Ketiga, pendidikan agama di sekolah mendesak untuk dievaluasi dan dibenahi, baik metode pembelajarannya maupun gurunya. Berdasarkan penelitian Pusat Pengkajian Islam dan Masyarakat UIN Jakarta (Desember 2016), terdapat 78 perden guru PAI (Pendidikan Agama Islam) di sekolah, setuju jika pemerintah berdasyarkan syariat Islam dan 77 persen guru PAI mendukung organisasi-organisasi yang memperjuangkan syariat Islam.

Ubaid menilai hal itu merupakan cara pandang yang berbahaya bagi keutuhan NKRI. Jika dibiarkan, benih-benih intoleran dan sikap keagamaan yang radikal akan tumbuh subur di sekolah.

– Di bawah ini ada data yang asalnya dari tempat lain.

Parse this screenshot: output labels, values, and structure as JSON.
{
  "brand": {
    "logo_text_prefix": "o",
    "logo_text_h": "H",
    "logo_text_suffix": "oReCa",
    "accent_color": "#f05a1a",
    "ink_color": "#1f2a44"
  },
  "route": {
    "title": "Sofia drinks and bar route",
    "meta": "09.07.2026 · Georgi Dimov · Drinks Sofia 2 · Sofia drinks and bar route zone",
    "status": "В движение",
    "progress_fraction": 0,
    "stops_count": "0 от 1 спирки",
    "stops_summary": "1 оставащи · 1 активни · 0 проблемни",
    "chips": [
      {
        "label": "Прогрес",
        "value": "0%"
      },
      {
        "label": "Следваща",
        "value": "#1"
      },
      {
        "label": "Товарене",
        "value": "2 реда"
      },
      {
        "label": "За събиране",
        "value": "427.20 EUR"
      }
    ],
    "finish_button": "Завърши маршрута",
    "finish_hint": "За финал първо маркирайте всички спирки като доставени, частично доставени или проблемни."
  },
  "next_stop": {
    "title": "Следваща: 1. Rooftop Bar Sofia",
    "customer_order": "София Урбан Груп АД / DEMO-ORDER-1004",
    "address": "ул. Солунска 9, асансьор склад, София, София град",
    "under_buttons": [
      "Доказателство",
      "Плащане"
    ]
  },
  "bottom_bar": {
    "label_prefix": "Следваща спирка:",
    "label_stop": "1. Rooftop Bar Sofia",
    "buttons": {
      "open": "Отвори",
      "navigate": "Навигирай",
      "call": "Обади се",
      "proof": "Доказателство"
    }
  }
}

Keempat, masih lemahnya pengakuan negara atas pendidikan pesantren dan madrasah (diniyah). Model pendidikan ini berperan sejak dahulu, jauh sebelum Indonesia merdeka.

Namun, kini perannya termarginalkan karena tidak sejalan dengan kurikulum nasional. Maka, tidak heran, jika belakangan ini kekerasan atas nama agama, SARA, dan benih-benih radikalisme tumbuh subur. Sebab, pendidikan agama di sekolah tidaklah cukup memadahi.

Pendidikan agama tidak bisa dilakukan secara instan di sekolah. Jadi, sekolah perlu bersinergi dengan lembaga pesantren dan madrasah diniyah untuk memberikan pemahaman agama yang komprehensif (tafaqquh fiddin), yang bervisi rahmatan lil alamin. Untuk itu, RUU madrasah dan pesantren harus masuk Prolegnas 2017.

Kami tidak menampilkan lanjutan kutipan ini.